“To identify a person as a Southerner suggests not only that her history is inescapable and formative but that it is impossibly present.” (Sally Mann, 2005)
Yes, Sally Mann, you are correct. No matter how much effort you exert to escape it, that history is inescapable. I should know. I changed my accent as a child, moved to Manhattan for graduate school, married a Jew and much later became one, and lived in Palo Alto and Boston before moving to Texas. When our daughter was in preschool, a friend asked her about her family's religion. She answered, "Daddy is Jewish and Mommy is Southern."
“Do not think you can escape them. Rise up early in the morn. The eyes of Texas are upon you ‘til Gabriel blows his horn.” While this is the University of Texas fight song, it speaks to me of Southern eyes as well. My cousin, a Californian raised by a very Southern mother, comments on what her mother would think about the way she does this or that, even as she herself turns 70. While I think this is not my own experience, my instinctive reactions reflect my 50s Southernness, catching me off-guard, often in ways abhorrent to me. For example, race is one of the first categories I see in people and events, and I must immediately force my brain to shift.

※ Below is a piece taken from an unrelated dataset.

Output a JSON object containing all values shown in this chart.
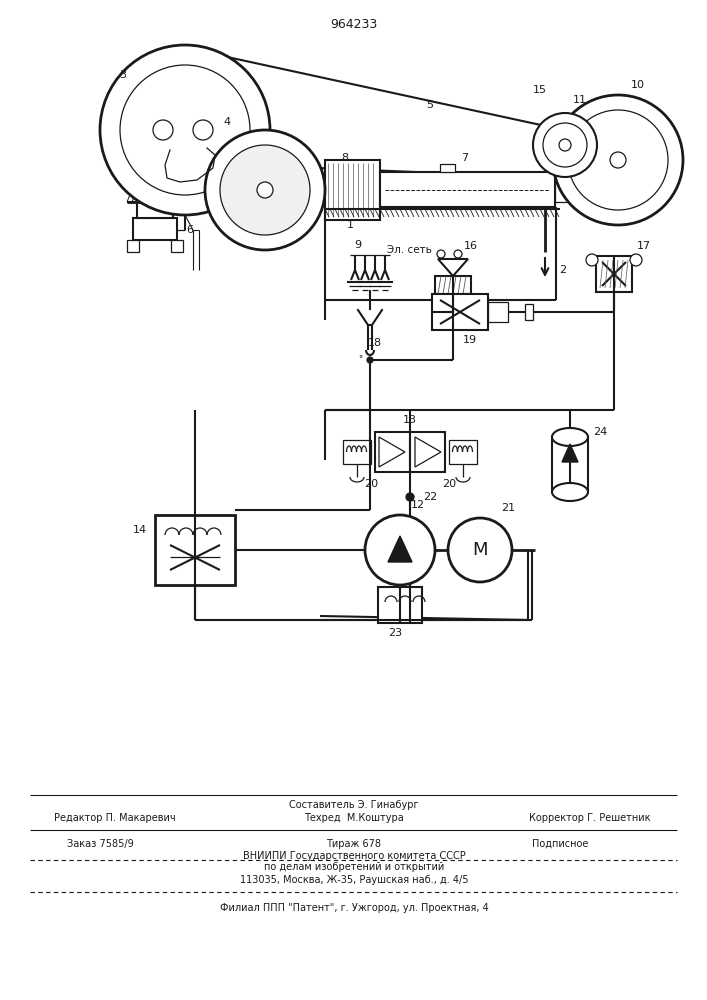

When I first walked into Klein, our family home in Harpersville, Alabama, my first thoughts were of my grandmother, with whom I had spent summers there in the 1950s, and then of my great-grandmother, who died before I was born. The former was a strong matriarch bent on preserving the house and her "Southern" values, love of the land, a link to those who came before, hard work and persistence, and education. The latter was a local legend, who dedicated herself to educating all the children--black and white--on the place in the late 1800s. She patiently taught Latin and other subjects to her grandchildren. I sleep under a quilt she, a Scots Baptist minister’s never-idle daughter, made.
What would be my contribution to this legacy? What values would I seek to uphold through the house? I want to take the best of my Southernness and link it to the best of my Jewishness. My goal is to open it again to the community and to the people who by dint of birth were inside/outside the house. So Sally Mann, I’d add that having an inescapable history at some point forces a confrontation and reworking of it… if one is of a mind to do so.